Until recently, my Tesla stance amounted to a bearish “Texas hedge” (i.e. completely unhedged), with an outright short position and some very far out of the money put options.
The put options were at the”ludicrous” strike price of $10, expiring in January 2021.
As the share price dived to $180, these options showed healthy mark-to-market gains, but their value subsequently began to fade.
Eventually, after the Q1 delivery numbers, I decided to give up on them, for now, and sold them for a small loss.
The delivery numbers weren’t the most important factor in my decision to exit the puts. The more important fundamental reason to sell these puts was actually the $2.7 billion fundraise in May. The puts were a way of betting on disorderly collapse, and the most likely trigger of this collapse was the company being legally prevented from raising fresh funds (e.g. because of ongoing investigations by various authorities and investor lawsuits).
Since nobody wants to stand in the way of Tesla raising more money from investors, the chance of a disorderly collapse has become that much less likely, at least in the short and medium term. So I abandoned the $10 puts for the time being.
And what of my short position? That too, has been trimmed – last month, I halved it.
Running scared of the short storm?
There were practical and fundamental reasons for trimming this position. On a practical level, I wanted to release some cash from the portfolio, due to some large personal expenses this month. It seems far more sensible to trim a spread bet and release the collateral, rather than sell physical shares, so the Tesla short was an obvious candidate for reduction.
On a fundamental level, we have entered the “dead zone” between deliveries and financial results. During this period, bulls are free to focus on the top-line growth story without facing any difficult questions about average selling prices, margins and cash burn.

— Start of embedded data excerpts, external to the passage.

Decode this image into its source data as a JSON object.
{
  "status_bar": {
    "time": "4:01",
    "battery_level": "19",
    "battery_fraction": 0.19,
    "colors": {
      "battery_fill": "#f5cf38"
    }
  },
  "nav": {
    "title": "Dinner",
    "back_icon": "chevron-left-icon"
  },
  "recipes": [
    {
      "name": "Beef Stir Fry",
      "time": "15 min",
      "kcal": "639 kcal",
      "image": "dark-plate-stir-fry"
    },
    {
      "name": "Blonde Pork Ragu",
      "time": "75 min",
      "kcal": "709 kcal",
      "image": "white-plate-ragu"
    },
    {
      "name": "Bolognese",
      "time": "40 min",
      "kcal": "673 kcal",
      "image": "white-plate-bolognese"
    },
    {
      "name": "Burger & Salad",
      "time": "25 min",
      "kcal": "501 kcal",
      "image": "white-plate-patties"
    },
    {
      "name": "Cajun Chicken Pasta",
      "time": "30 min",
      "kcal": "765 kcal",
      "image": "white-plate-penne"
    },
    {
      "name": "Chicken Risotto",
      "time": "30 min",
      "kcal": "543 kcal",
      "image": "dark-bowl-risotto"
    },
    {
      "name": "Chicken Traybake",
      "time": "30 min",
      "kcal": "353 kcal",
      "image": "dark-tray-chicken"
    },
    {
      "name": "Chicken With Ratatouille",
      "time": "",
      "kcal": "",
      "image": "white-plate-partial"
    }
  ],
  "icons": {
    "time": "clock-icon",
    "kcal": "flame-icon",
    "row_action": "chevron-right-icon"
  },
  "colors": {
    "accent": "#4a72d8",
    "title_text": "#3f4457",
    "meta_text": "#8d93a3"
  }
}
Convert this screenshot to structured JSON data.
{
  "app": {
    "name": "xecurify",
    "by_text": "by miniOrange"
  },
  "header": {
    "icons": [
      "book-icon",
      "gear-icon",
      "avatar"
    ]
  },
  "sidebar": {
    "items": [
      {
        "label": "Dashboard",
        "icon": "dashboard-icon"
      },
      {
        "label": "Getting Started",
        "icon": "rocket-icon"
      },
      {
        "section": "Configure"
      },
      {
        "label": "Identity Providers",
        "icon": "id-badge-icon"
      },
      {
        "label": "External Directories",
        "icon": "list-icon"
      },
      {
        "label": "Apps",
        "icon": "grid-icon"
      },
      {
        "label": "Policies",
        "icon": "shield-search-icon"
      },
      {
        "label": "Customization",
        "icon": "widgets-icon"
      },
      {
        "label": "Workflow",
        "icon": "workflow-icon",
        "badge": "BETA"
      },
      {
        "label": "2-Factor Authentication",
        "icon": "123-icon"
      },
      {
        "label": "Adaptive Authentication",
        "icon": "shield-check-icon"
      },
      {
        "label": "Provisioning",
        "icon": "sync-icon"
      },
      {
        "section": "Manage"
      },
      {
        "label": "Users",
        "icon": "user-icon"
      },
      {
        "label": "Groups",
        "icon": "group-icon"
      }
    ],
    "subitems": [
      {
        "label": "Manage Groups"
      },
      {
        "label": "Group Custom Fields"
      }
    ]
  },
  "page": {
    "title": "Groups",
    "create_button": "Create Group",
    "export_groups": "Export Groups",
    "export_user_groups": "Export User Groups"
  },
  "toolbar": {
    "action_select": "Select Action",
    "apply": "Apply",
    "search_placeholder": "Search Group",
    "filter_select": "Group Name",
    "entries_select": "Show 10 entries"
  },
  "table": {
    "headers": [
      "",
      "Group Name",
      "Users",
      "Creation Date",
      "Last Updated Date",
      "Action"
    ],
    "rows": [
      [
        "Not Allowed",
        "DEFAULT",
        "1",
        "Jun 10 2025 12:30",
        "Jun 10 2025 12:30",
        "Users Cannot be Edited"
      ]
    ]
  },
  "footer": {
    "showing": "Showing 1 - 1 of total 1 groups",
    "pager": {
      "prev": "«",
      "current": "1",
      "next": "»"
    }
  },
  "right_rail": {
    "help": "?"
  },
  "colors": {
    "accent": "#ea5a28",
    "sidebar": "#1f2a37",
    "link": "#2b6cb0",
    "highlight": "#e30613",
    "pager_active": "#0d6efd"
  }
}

Another factor to consider is the Q2 push in the United States in relation to the federal income tax credit. This was worth $3,750 on every purchase, but has now reduced to $1,875. We saw in Q4 last year that demand was pulled forward to get the tax credit when it was still at $7,500. Something similar, albeit on a smaller scale, may have happened in Q2.
Q3 and Q4 will have to get by on a tax credit of just $1,875, and then this subsidy will completely disappear. Meanwhile, nearly all other manufacturers will continue to enjoy the €7,500 subsidy for the next few years, putting even more pressure on Tesla’s ability to generate acceptable margins.
Needless to say, I remain extremely sceptical of Tesla’s ability to generate sustainable profits. Its efforts to design full self-driving software have not yet resulted in any real-life testing. Waymo (a subsidiary of Alphabet (GOOGL), in which I have a long position) continues to make excellent progress, and has cars on the road right now.
If Tesla’s dream of autonomy does not materialise, then all we are left with is a car company with limited resources (and arguably cash-strapped, despite the May fundraise), whose CEO is “aiming to be approximately cash flow neutral”.
I continue to believe that Tesla is one of the best shorting opportunities of my lifetime, and look forward to increasing my position size again.
At the time of publication, the author has a long position in GOOGL and a short position in TSLA.